Reisetipps und die reale Welt

Während der Fahrer erneut sein Gaspedal malträtiert, ziehe ich Zwischenbilanz: Oft hört man, Taxifahren sei gefährlich, man solle sich die Registriernummer auf der Karosserie merken, sich unbedingt anschnallen und dem Fahrer unmissverständich klar machen, dass man keine anderen Fahrgäste wünscht. Ich habe in kürzester Zeit alles falsch gemacht. Diese Tipps sind eben nicht alltagstauglich für Windhoek. In dieser Stadt gibt es nahezu keinen öffentlichen Nahverkehr, alles läuft über Sammeltaxis, die nonstop hupend durch die Straßen cruisen, möglichst viele Leute aufnehmen und Fixpreise verlangen: 9 Namibia-Dollar für eine kurze Tour, 18 Dollar für eine lange.

Es gibt zwar spezielle Touristen-Taxis, aber die sind rar gesät und deutlich teurer, ich nehme sie nur für Nachtfahrten. Mir scheinen die Warnungen vor kriminellen Taxifahrern ein wenig übertrieben. Während die Weißen fast alle ein eigenes Auto haben, können sich das die wenigsten Schwarzen leisten und fahren ausschließlich mit den billigen Sammeltaxis. In Windhoek müssen pro Tag zigtausende von Fahrten über die Bühne gehen und ich finde, dafür hört man recht selten von Überfällen.

Wir brausen die Mugabe Avenue entlang, vom Rücksitz kommt ein einziges Geschnatter und Gegacker. Der Fahrer stöpselt seinen USB-Stick in die Anlage und dreht die Musik so laut auf, dass den Ladys fast das Kunsthaar aus den Zöpfen fliegt. Mein Sitz groovt mit. Eins muss ich diesem Verrückten lassen: Die Musik ist top. Ich beginne mich als Wackelelvis ganz gut zu fühlen, stupse mich mit der Schulter an der Scheibe ab und schwanke voll im Rhythmus hin und her.
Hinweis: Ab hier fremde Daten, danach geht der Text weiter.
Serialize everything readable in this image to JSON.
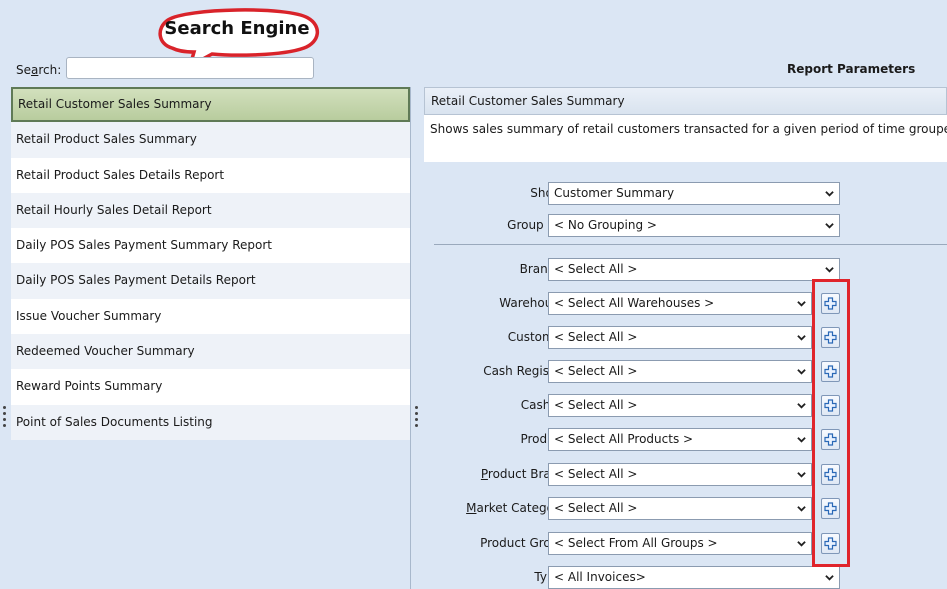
{
  "callout": {
    "title": "Search Engine"
  },
  "search": {
    "label_prefix": "Se",
    "label_accel": "a",
    "label_suffix": "rch:",
    "value": ""
  },
  "report_parameters_title": "Report Parameters",
  "reports": [
    {
      "label": "Retail Customer Sales Summary",
      "selected": true
    },
    {
      "label": "Retail Product Sales Summary"
    },
    {
      "label": "Retail Product Sales Details Report"
    },
    {
      "label": "Retail Hourly Sales Detail Report"
    },
    {
      "label": "Daily POS Sales Payment Summary Report"
    },
    {
      "label": "Daily POS Sales Payment Details Report"
    },
    {
      "label": "Issue Voucher Summary"
    },
    {
      "label": "Redeemed Voucher Summary"
    },
    {
      "label": "Reward Points Summary"
    },
    {
      "label": "Point of Sales Documents Listing"
    }
  ],
  "selected_report": {
    "title": "Retail Customer Sales Summary",
    "description": "Shows sales summary of retail customers transacted for a given period of time groupe"
  },
  "params": {
    "show": {
      "label": "Show:",
      "value": "Customer Summary"
    },
    "group_by": {
      "label": "Group By:",
      "value": "< No Grouping >"
    },
    "branch": {
      "label": "Branch:",
      "value": "< Select All >"
    },
    "warehouse": {
      "label": "Warehouse",
      "value": "< Select All Warehouses >"
    },
    "customer": {
      "label": "Customer",
      "value": "< Select All >"
    },
    "cash_register": {
      "label": "Cash Register",
      "value": "< Select All >"
    },
    "cashier": {
      "label": "Cashier",
      "value": "< Select All >"
    },
    "product": {
      "label": "Product",
      "value": "< Select All Products >"
    },
    "product_brand": {
      "label_accel": "P",
      "label_rest": "roduct Brand",
      "value": "< Select All >"
    },
    "market_category": {
      "label_accel": "M",
      "label_rest": "arket Category",
      "value": "< Select All >"
    },
    "product_group": {
      "label": "Product Group",
      "value": "< Select From All Groups >"
    },
    "type": {
      "label": "Type:",
      "value": "< All Invoices>"
    }
  },
  "colors": {
    "selected_row": "#c6d8ad",
    "highlight_box": "#e0242b",
    "callout_outline": "#d9232a",
    "panel_bg": "#dbe6f4"
  },
  "icons": {
    "dropdown": "chevron-down-icon",
    "add": "plus-icon"
  }
}
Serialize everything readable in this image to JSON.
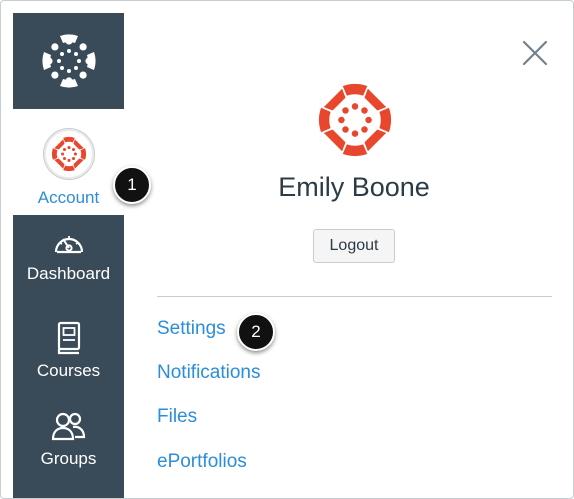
{
  "global_nav": {
    "logo_icon": "canvas-logo-icon",
    "items": [
      {
        "label": "Account",
        "icon": "account-avatar-icon",
        "active": true
      },
      {
        "label": "Dashboard",
        "icon": "dashboard-gauge-icon"
      },
      {
        "label": "Courses",
        "icon": "courses-book-icon"
      },
      {
        "label": "Groups",
        "icon": "groups-people-icon"
      }
    ]
  },
  "callouts": [
    "1",
    "2"
  ],
  "tray": {
    "close_icon": "close-icon",
    "user_name": "Emily Boone",
    "logout_label": "Logout",
    "links": [
      "Settings",
      "Notifications",
      "Files",
      "ePortfolios"
    ]
  },
  "colors": {
    "nav_background": "#394b58",
    "link_blue": "#2b8ed8",
    "logo_red": "#e8472d",
    "text_dark": "#2d3b45"
  }
}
Als wir an der Mall halten frage ich nach dem Musiker. Es entbrennt eine wilde Diskussion, die zu nichts führt. Konsens: Der Mann ist Nigerianer.

Der Nordstern für Taxifahrer

Wir gabeln neue Passagiere auf und der Fahrer fragt noch mal, wohin ich will. „Kuiseb Street“, sage ich und der Mann runzelt die Stirn. „Muhammed Ave“, ergänze ich und verwirre ihn gänzlich. Okay, ich gebe es auf. Das war mein ultimativer letzter Versuch mit dieser Ansage ans Ziel zu kommen. Ich sage „Joe’s Beerhouse„. Er geht aufs Gas, tippt auf seiner Anlage herum und ich wackele wieder vor mich hin.

Wir heizen Richtung Eros und ich genieße diese Fahrt so richtig: Sonnenbrille auf, Ellbogen aus dem Fenster und Fury unterm Hintern. Yo, baby, yo! Aber schon legt der Taxi-Gangsta eine Vollbremsung hin, Split spritzt nach allen Seiten und wir schlittern vor die Einfahrt zu Joe’s. Mein Sitz schleudert so heftig nach vorne, dass mir die Brille von der Nase rutscht und an einem Ohr baumelt. Ich schlage mir das rechte Schienbein an. Während ich mich auf ernsthafte Verletzungen untersuche, frage ich nach dem aktuellen Song. Wieder gehen Diskussionen los, die wieder zu nichts führen. Einziger Konsens: Auch diese Musik ist aus Nigeria. Als sich auch noch die Security von Joe’s einschaltet, lege ich zehn Dollar aufs Armaturenbrett und klinke mich aus. Leicht wackelig auf den Beinen schwanke ich nach Hause und ziehe Schlussbilanz:

  1. Es gibt Reiseführer und es gibt die Realität. Die Realität gewinnt.
  2. Verkehrsregeln werden überschätzt. Straßennamen auch. Der TÜV auch.
  3. Humor hilft. Immer. Schienbeinschoner sind aber auch nicht schlecht.
  4. Namibische Taxis sind gar keine Taxis, sondern rollende Diskotheken.
  5. Die beste Musik kommt aus Nigeria – aber keiner weiß, von wem genau.